Writing and deploying a Docker Swarm mode-specific discovery microservice which lets Prometheus know where to find /metrics endpoints to scrape in an ever-changing microservice landscape.
Deploying the Prometheus server in our Docker Swarm mode cluster.
Deployment of Grafana in our Docker Swarm mode cluster.
Querying and Graphing in Grafana.

2. Prometheus

Prometheus is an open-source toolkit for monitoring and alterting based on an embedded times-series database, a query DSL and various mechanics for scraping metrics data off endpoints.

In practice, from our perspective that boils down to:

A standardized format that services use to expose metrics.
Client libraries for exposing the metrics over HTTP.
Server software for scraping metrics endpoints and storing the data in the time-series database.
A RESTful API for querying the time-series data that can be used by the built-in GUI as well as 3rd-party applications such as Grafana.

The Prometheus server is written in Go.

2.1 Metric types

Prometheus includes four different kinds of metrics:

Counter - numeric values that only may increase such as number of requests served.
Gauge - numerical values that can go both up or down. Temperatures, blood pressure, heap size, CPU utilization etc.
Histogram - representation of the distribution of numerical data, usually placed into buckets. The most common use in monitoring is for measuring response times and placing each observation into a bucket.
Summary - also samples observations like histograms, but uses quantiles instead of buckets.

I strongly recommend this JWorks blog post for in-depth information and explanations about Prometheus concepts.

2.2 The exported data format

Prometheus client libraries expose data using a really simple format:

# HELP go_memstats_heap_alloc_bytes Number of heap bytes allocated and still in use.
# TYPE go_memstats_heap_alloc_bytes gauge
go_memstats_heap_alloc_bytes 1.259432e+06

Labels and metadata about a metric such as go_memstats_heap_alloc_bytes (as exposed by the Go client library) comes with corresponding # HELP and # TYPE metadata.

HELP - Just a description of the metric. In the case above, specified by the Go client library. For user-defined metrics, you can of course write whatever you want.
TYPE - Prometheus defines a number of metric types: See previous section.

Here’s an example summary metric from our lovely “accountservice” exposing the /accounts/{accountId} endpoint:

# HELP accountservice_GetAccount GET /accounts/{accountId}
# TYPE accountservice_GetAccount summary
accountservice_GetAccount{service="normal",quantile="0.5"} 0.02860325
accountservice_GetAccount{service="normal",quantile="0.9"} 0.083001706
accountservice_GetAccount{service="normal",quantile="0.99"} 0.424586416
accountservice_GetAccount_sum{service="normal"} 6.542147227
accountservice_GetAccount_count{service="normal"} 129

This summary metric captures the duration in seconds spent by each request, exposing this data as three quantiles (50th, 90th and 99th percentile) as well as total time spent and number of requests.

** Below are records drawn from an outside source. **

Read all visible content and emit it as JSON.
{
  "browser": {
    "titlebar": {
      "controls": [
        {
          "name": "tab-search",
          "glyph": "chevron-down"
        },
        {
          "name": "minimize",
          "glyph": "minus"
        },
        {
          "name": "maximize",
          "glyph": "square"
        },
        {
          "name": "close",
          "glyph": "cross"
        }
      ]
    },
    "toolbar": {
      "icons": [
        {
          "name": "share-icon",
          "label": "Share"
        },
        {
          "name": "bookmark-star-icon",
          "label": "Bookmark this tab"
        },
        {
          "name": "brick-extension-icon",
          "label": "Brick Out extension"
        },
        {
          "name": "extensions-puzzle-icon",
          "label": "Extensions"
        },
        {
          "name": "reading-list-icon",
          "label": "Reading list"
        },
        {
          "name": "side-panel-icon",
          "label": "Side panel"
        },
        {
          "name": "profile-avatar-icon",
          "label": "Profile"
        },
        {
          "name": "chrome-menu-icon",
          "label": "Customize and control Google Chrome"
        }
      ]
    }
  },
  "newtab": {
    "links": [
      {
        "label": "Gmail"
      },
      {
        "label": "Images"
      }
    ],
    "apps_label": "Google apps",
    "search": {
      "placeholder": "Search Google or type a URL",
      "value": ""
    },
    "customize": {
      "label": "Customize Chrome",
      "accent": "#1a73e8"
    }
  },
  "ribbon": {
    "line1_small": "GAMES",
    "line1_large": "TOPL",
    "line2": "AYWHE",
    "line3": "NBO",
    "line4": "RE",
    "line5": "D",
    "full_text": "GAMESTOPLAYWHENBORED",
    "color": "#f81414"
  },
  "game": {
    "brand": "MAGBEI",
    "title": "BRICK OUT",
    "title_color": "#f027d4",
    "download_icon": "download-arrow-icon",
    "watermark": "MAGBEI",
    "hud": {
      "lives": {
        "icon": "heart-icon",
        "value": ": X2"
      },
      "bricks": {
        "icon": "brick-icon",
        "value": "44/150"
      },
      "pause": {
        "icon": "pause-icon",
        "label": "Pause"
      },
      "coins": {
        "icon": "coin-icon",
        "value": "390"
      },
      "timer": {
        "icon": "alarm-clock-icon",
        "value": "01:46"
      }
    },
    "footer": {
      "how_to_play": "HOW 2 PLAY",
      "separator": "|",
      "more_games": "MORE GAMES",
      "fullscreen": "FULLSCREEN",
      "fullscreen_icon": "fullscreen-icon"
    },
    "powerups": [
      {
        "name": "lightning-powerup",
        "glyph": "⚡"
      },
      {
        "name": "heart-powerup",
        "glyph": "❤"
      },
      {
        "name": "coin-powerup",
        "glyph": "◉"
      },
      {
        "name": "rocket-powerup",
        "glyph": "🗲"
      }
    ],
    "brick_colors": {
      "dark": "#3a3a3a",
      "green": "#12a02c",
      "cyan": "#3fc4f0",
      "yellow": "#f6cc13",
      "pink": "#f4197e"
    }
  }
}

2.4 Deploying the Prometheus server

We’ll use the standard prom/prometheus docker image from docker hub with a custom configuration file.

If you’ve checked out P15 from git, enter the /support/prometheus directory where we have a sample Dockerfile as well as the prometheus.yaml linked above.

Dockerfile:

FROM prom/prometheus
ADD ./prometheus.yml /etc/prometheus/prometheus.yml

To build and deploy prometheus with our custom config from the support/prometheus folder:

> docker build -t someprefix/prometheus .
> docker service rm prometheus
> docker service create -p 9090:9090 --constraint node.role==manager --mount type=volume,source=swarm-endpoints,target=/etc/swarm-endpoints/,volume-driver=local --name=prometheus --replicas=1 --network=my_network someprefix/prometheus

Prometheus should now be up-and-running on port 9090 of your cluster.

promethus server 1

Please note that this is a non-persistent setup. In a real scenario, you’d want to set it up with requisite persistent storage.

3. Service discovery

How does Prometheus know which endpoints to scrape for metric data?

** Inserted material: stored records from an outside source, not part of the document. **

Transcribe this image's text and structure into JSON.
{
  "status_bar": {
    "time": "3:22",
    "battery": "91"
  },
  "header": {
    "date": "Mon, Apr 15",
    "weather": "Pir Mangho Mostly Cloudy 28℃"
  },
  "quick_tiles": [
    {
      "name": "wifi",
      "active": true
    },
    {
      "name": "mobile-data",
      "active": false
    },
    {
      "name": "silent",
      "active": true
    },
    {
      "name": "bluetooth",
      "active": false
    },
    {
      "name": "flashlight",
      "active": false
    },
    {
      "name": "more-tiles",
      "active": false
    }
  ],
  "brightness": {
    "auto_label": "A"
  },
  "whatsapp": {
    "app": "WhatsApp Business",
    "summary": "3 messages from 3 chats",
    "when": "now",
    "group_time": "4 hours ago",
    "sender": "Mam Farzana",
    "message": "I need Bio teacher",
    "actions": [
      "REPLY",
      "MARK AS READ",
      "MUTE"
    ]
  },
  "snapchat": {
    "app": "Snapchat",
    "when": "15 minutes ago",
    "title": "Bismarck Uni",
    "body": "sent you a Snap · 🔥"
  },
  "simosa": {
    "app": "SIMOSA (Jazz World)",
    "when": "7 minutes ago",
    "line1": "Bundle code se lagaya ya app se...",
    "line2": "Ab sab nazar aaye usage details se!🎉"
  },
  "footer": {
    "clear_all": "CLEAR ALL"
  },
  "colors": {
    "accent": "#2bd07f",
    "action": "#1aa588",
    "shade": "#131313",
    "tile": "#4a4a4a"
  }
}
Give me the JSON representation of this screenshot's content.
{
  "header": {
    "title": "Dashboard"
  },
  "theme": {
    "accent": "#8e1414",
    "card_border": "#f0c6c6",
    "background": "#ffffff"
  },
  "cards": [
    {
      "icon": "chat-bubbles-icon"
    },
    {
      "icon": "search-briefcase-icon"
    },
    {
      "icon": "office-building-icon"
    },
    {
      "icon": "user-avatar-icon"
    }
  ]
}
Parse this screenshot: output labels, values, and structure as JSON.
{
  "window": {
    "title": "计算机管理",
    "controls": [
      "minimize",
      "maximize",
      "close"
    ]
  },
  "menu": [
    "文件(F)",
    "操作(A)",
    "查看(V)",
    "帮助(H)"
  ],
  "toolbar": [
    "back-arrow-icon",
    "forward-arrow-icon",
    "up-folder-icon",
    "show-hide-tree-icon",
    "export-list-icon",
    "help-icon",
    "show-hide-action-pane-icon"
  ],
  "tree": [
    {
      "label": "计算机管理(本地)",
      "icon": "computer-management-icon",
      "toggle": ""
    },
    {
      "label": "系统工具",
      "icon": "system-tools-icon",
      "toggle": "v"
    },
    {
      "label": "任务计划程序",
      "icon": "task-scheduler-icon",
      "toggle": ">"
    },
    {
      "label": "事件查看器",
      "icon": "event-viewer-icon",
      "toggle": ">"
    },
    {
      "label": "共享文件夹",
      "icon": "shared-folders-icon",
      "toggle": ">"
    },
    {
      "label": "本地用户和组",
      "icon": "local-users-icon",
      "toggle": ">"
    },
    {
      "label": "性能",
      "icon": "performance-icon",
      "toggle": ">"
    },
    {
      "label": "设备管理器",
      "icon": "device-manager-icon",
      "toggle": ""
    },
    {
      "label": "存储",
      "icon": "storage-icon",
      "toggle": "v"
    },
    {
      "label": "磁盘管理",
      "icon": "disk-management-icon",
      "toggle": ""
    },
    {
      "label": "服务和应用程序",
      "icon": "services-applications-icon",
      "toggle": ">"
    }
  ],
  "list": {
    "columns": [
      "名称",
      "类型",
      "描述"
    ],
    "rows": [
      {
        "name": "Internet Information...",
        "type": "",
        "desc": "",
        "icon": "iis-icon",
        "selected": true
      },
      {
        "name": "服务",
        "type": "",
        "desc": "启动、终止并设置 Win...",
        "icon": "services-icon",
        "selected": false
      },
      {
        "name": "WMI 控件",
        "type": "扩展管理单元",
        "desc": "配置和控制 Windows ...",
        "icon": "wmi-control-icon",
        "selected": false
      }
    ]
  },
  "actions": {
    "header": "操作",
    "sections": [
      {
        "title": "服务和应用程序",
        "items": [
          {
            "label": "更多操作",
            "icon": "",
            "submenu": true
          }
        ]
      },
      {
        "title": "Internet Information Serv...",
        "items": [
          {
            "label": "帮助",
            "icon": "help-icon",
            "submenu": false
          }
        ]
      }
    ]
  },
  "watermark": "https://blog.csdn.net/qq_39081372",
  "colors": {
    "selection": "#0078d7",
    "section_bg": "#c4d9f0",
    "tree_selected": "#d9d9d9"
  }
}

A vanilla install of Prometheus will just scrape itself which isn’t that useful. Luckily, scrape target discovery is highly configurable with built-in support for various container orchestrators, cloud providers and configuration mechanisms.

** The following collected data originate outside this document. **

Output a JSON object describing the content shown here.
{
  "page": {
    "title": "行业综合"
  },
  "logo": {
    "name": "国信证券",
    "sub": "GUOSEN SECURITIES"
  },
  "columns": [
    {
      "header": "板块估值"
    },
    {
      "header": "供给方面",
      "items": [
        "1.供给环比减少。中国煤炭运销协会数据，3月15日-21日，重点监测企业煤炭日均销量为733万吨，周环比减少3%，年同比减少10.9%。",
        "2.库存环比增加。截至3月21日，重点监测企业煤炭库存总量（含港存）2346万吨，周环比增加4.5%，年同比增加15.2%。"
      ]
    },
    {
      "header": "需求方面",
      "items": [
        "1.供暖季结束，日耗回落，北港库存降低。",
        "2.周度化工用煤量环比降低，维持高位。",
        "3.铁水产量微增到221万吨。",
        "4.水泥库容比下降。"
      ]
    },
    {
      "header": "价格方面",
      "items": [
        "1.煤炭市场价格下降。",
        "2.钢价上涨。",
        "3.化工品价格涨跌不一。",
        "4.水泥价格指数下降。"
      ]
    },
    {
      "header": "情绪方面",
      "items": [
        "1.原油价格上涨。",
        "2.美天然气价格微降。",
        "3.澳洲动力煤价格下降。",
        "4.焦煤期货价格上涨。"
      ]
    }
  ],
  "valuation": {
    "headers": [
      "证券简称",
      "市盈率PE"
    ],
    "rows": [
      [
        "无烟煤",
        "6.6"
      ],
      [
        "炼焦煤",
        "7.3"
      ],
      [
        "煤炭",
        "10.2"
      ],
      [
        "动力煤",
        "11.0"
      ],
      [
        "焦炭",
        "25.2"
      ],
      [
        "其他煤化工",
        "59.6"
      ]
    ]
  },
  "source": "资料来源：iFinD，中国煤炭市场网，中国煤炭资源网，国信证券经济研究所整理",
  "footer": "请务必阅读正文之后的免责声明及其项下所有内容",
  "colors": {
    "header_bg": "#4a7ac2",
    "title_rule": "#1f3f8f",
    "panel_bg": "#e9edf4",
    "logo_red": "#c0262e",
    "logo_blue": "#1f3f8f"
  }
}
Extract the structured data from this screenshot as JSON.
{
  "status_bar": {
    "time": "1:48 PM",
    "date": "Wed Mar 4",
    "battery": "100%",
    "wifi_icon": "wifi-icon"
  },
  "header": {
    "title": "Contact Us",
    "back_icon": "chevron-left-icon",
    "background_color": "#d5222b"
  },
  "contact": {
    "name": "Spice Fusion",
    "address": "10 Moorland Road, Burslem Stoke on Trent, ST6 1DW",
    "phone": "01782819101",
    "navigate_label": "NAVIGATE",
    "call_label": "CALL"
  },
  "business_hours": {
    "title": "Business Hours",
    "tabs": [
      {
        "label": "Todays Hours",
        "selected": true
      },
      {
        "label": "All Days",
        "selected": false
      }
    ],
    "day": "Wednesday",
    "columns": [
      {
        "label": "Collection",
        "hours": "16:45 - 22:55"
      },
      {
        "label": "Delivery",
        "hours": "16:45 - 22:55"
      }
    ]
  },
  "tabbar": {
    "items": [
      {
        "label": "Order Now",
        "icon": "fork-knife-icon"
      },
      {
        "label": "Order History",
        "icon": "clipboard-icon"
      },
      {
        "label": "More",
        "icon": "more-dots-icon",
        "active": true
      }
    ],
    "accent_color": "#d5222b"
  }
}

However, discovery of containers in Docker Swarm mode is not one of the officially supported mechanisms, so we’ll use the file_sd_config discovery configuration option instead. file_sd_config provides a generic way of letting Prometheus know which endpoints to scrape by reading a JSON file describing endpoints, ports and labels. The path is configured in Prometheus prometheus.yml config file, i.e:

scrape_configs:
  - job_name: swarm-service-endpoints
    file_sd_configs:
      - files:
        - /etc/swarm-endpoints/swarm-endpoints.json

/etc/swarm-endpoints is a volume mount that Prometheus server will read from, while our discovery application described in section 3.2 will write the swarm-endpoints.json file to the very same volume mount.

discovery overview

3.1 The JSON file_sd_config format

The JSON format is simple, consisting of a list of entries having one or more “targets” and a map of key-value “label” pairs:

[
  {
    "targets": [
      "10.0.0.116:6767",
      "10.0.0.112:6767",
    ],
    "labels": {
      "task": "accountservice"
    }
  },
  ....... 
]

This example shows our “accountservice” running two instances. Remember that we cannot address the accountservice as a Docker Swarm mode “service” in this use-case since we want to scrape each running instance for its /metrics. Aggregation can be handled using the Query DSL of Prometheus.

3.2 The discovery application

I decided to write a simple discovery application (in Go of course!) to accomplish the task described above. It’s rather simple and fits into a single source file.

It does the following:

Queries the Docker API for running tasks every 15 seconds.
Builds a list of scrape targets, grouped buy their “task” label. (See 3.1)
Writes the result as swarm-endpoints.json to the mounted /etc/swarm-endpoints/ volume.
Goto 1.

Some key parts of the implementation:

Main func

func main() {
	logrus.Println("Starting Swarm-scraper!")

	// Connect to the Docker API
	endpoint := "unix:///var/run/docker.sock"
	dockerClient, err := docker.NewClient(endpoint)
	if err != nil {
		panic(err)
	}

	// Find the networkID we want to address tasks on.
	findNetworkId(dockerClient, networkName)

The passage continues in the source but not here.